Message agent. For generating the actual customer-facing message text, we again use an agent with output_type (e.g. a model with a message field). If the LLM times out or fails validation after retries, we fall back to a pre-rendered template. So again: the caller always gets a string to send; the agent improves it when it can.

In all three cases we use the same ideas: typed output, timeouts, explicit fallbacks. The pipeline stays deterministic at the “what do we do next?” level; only the content of the plan or message is LLM-generated.

When to use which

A simple decision rule we use:

Deterministic only: No LLM. E.g. “we have an ID, look it up with one API call.”
LLM-assisted (one shot): We need a structured decision or extraction (intent, entities, score).
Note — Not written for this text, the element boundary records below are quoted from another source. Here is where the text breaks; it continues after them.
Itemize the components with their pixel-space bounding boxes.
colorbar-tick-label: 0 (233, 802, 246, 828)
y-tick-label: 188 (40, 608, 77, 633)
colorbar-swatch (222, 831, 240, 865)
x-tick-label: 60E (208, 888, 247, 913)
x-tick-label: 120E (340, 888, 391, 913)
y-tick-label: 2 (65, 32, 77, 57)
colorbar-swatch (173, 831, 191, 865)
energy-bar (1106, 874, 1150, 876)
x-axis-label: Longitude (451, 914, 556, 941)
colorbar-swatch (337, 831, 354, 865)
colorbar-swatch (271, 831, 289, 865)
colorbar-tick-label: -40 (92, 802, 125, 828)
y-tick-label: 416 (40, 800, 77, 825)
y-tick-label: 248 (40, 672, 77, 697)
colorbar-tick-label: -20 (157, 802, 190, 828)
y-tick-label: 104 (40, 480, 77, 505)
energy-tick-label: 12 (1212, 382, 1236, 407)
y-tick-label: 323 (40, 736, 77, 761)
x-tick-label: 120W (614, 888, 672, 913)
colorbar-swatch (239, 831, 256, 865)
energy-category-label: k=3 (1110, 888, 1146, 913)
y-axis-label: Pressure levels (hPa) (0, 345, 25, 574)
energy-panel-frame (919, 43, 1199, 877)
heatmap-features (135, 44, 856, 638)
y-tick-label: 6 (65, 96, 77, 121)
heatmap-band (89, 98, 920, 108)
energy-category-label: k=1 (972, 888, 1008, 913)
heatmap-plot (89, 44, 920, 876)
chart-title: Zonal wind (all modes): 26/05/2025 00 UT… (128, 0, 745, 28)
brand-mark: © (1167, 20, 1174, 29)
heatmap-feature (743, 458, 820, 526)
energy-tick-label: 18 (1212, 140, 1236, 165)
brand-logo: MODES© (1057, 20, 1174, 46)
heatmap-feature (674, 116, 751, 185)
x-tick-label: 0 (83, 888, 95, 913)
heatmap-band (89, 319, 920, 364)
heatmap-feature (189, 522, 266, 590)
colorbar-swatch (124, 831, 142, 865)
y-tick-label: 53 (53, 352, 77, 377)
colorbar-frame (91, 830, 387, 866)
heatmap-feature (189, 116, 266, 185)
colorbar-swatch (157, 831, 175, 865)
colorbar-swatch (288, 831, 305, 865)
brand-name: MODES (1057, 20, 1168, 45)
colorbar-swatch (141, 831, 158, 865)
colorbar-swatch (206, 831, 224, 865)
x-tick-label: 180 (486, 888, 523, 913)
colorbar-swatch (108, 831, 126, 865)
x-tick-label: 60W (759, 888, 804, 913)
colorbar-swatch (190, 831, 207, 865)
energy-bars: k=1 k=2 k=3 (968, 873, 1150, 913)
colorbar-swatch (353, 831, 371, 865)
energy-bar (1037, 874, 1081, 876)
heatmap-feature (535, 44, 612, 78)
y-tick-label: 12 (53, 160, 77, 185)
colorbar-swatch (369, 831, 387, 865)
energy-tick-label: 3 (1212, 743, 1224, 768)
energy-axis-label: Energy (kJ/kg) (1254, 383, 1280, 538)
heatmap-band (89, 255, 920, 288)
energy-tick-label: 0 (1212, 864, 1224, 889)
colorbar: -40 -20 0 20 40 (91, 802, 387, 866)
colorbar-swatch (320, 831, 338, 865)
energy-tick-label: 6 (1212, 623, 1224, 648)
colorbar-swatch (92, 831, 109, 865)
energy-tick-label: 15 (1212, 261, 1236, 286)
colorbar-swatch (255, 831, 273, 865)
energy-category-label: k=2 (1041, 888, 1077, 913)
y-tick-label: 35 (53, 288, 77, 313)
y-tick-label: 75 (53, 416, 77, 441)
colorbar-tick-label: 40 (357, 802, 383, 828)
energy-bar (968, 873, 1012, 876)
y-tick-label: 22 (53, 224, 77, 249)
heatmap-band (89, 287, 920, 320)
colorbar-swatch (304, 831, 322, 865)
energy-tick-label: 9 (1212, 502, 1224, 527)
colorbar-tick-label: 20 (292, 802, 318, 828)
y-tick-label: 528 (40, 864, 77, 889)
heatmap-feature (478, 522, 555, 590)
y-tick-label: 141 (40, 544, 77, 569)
One run, one output_type. No tools (or only tools used outside the agent).
Agentic: We need the model to choose actions (which tools to call, or which plan to produce). Tools are registered; we still require a final output_type (or a constructed fallback with the same shape).

We also mix them in one flow. For example: first run an LLM-assisted intent + extraction step. Then, depending on intent, run a deterministic lookup when possible (e.g. search by ID then by email); only if that fails do we run an agentic fetch agent. So “deterministic first, agent as fallback” keeps latency and cost lower while still handling ambiguous cases.

Model and step configuration

We keep the LLM behind a small port (interface): one implementation per provider, so we can switch or mock in tests. Model selection is step-based: e.g. a different model (or env-driven model name) for “intent,” “extraction,” “fetch agent,” “plan agent.” That way we can use a faster/cheaper model for classification and a more capable one for planning, without changing the agent code. Pydantic AI doesn’t care; it just gets a model instance. All of that stays behind the port—no hardcoded endpoints or keys in the workflow code.

Why this fits production and product-led AI

This setup gives a few things that matter when shipping and maintaining AI in a product:

Type safety: Callers work with IntentClassificationResult, ExtractionInfo, ResolutionPlan—not dicts or raw strings. Refactors and new intents are easier and safer.
Predictable behavior: Timeouts and fallback plans mean we always return something valid; we don’t bubble raw LLM failures to the user. That’s important for support automation and similar workflows.
One stack: One framework for both “single-shot struct” and “agent with tools” keeps dependencies and patterns consistent. New steps (e.g. another extraction type or another agent) follow the same rules.
Observability: We log which model and which step ran, and for agentic runs we log tool calls and outcomes. That makes it easier to debug and to tune prompts or models per step.
Model-agnostic: Swapping provider or model is a change in the port/dependency layer; the agents and runners stay the same.

If you’re building agents or support automation that need both “simple” LLM steps and “full” agentic flows, Pydantic AI’s single abstraction plus a clear split between LLM-assisted and agentic steps is a good fit. You get type safety everywhere and a simple rule for when to use which kind of workflow.